Tuesday, January 23, 2007

Academy Award nominations: Dreamgirls need not apply

For the second year in a row, a film many pop culture observers expected to contend for the Best Picture Academy Award was denied even the courtesy of a nomination.

Last year, the Johnny Cash biopic Walk the Line was dealt a surprising shutout from Best Picture (as well as Best Director and Best Screenplay) consideration. Today, Dreamgirls, the hit musical based on the Broadway show suggested by the career of Diana Ross and the Supremes (say that three times fast), missed the top Oscar cut, despite being nominated for eight other awards (three of which are Best Original Song, and none of which are Best Actor, Best Actress, or Best Director). This despite Dreamgirls' Best Film, Comedy or Musical victory at the Golden Globes earlier this month.

Of the five nominated films, Babel, the Globes winner for Best Film, Drama, has to be considered the early favorite. Interestingly, Clint Eastwood's World War II drama, Letters From Iwo Jima, which won the Golden Globe for Best Foreign Language Film (the dialogue is in Japanese), isn't nominated in the corresponding Oscar category (mostly because of different rules for choosing the category's nominees), though it did make the Best Picture field.

It's a remarkably diverse Oscar ballot this year, perhaps more so than in any other previous award season. The nominated performers include five black actors — Best Actor candidates Will Smith (The Pursuit of Happyness) and likely statuette awardee Forest Whitaker (The Last King of Scotland); Supporting Actor nominees Eddie Murphy (Dreamgirls) and Djimon Hounsou (Blood Diamond); and Supporting Actress nominee Jennifer Hudson (Dreamgirls) — two Latina actors, Penélope Cruz (Best Actress nominee for Volver) and Adriana Barraza (Best Supporting Actress nominee for Babel); and an Asian actor, Babel's Rinko Kikuchi, nominated in the Best Supporting Actress category.

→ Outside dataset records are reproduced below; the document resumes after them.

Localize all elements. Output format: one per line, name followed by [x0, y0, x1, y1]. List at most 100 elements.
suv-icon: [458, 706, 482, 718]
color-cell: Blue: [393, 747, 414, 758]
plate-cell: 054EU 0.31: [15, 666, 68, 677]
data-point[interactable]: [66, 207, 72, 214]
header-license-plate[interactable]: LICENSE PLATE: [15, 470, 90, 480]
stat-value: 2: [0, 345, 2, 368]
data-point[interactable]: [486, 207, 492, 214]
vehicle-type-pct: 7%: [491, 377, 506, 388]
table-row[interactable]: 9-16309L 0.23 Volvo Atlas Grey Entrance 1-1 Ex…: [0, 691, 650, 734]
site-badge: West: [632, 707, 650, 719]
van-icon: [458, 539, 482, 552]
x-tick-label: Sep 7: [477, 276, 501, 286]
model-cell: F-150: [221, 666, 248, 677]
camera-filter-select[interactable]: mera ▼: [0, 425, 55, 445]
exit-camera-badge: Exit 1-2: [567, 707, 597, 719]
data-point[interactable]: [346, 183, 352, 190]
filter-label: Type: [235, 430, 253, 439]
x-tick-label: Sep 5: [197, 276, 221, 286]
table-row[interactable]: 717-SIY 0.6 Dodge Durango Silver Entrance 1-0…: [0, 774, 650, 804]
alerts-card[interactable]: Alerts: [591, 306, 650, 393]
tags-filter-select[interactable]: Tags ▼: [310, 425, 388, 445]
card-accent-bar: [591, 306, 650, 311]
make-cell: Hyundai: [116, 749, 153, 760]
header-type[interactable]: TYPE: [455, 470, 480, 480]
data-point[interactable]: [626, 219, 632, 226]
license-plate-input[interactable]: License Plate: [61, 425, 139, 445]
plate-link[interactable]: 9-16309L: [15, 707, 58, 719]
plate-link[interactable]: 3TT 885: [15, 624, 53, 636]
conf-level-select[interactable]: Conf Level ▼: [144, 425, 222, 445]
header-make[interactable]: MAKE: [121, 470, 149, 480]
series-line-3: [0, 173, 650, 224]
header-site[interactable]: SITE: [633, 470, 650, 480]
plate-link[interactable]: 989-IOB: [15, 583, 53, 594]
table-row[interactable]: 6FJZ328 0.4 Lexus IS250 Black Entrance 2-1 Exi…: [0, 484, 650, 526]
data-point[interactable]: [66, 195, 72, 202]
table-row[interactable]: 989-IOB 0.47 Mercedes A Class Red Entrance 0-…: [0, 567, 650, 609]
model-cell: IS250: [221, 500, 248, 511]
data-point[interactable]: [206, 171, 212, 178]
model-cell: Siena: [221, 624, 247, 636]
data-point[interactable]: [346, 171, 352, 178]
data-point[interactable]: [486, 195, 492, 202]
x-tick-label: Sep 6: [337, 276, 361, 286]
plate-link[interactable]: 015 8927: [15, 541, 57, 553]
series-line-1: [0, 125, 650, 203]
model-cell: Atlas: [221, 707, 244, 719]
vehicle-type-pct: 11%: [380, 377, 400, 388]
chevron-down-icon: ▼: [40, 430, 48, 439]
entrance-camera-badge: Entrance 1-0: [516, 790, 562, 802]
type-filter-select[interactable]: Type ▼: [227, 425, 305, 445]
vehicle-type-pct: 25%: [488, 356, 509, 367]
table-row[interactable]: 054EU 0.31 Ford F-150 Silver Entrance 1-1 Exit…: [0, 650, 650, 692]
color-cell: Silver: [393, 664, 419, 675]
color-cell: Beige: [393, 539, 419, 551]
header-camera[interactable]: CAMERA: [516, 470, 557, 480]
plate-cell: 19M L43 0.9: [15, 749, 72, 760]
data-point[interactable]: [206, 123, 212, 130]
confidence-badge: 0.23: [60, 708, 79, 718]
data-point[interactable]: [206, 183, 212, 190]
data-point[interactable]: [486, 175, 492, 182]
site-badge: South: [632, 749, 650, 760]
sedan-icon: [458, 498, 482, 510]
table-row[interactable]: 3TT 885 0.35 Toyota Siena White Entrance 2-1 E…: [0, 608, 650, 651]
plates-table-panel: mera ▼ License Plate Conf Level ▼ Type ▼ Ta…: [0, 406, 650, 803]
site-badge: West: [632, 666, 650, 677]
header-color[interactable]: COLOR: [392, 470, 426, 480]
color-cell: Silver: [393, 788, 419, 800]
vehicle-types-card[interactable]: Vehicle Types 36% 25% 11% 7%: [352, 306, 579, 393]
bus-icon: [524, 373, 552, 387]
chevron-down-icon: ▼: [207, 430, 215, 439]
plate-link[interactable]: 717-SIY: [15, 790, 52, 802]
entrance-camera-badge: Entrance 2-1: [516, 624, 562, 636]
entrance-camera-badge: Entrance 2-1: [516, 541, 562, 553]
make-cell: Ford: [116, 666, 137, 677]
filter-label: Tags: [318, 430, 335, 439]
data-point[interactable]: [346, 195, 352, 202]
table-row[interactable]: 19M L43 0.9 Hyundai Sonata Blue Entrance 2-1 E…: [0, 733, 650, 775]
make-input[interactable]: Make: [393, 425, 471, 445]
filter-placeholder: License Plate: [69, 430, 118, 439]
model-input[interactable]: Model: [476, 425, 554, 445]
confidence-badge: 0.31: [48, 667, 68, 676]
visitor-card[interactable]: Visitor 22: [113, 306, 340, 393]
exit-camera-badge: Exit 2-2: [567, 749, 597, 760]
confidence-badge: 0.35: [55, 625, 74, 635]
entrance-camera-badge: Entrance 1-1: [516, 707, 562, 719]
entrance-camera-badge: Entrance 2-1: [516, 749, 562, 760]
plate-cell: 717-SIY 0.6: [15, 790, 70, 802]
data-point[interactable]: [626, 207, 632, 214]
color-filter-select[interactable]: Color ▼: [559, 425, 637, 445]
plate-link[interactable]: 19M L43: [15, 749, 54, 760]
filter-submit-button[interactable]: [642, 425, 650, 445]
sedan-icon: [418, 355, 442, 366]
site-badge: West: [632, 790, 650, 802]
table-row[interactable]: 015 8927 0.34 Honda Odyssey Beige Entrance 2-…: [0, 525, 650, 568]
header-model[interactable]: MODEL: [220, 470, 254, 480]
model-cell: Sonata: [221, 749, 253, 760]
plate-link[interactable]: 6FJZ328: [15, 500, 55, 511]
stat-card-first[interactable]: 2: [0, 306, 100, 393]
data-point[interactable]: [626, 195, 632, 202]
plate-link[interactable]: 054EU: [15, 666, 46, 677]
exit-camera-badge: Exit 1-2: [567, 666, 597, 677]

Add Best Director nominee Alejandro González Iñárritu (Babel) and Best Original Screenplay candidates Guillermo Arriaga (Babel), Guillermo del Toro (Pan's Labyrinth), and Iris Yamashita (Letters From Iwo Jima), and one could almost be fooled into thinking that the Academy is becoming color- and culture-blind in its dotage.

Good luck to all the nominees when the gold-plated naked guys are distributed on Sunday, February 25.

Okay, all the nominees except Sacha Baron Cohen and crew, whose Borat picked up an inexplicable nod in the Best Adapted Screenplay category. Diversity doesn't have to be quite that diverse.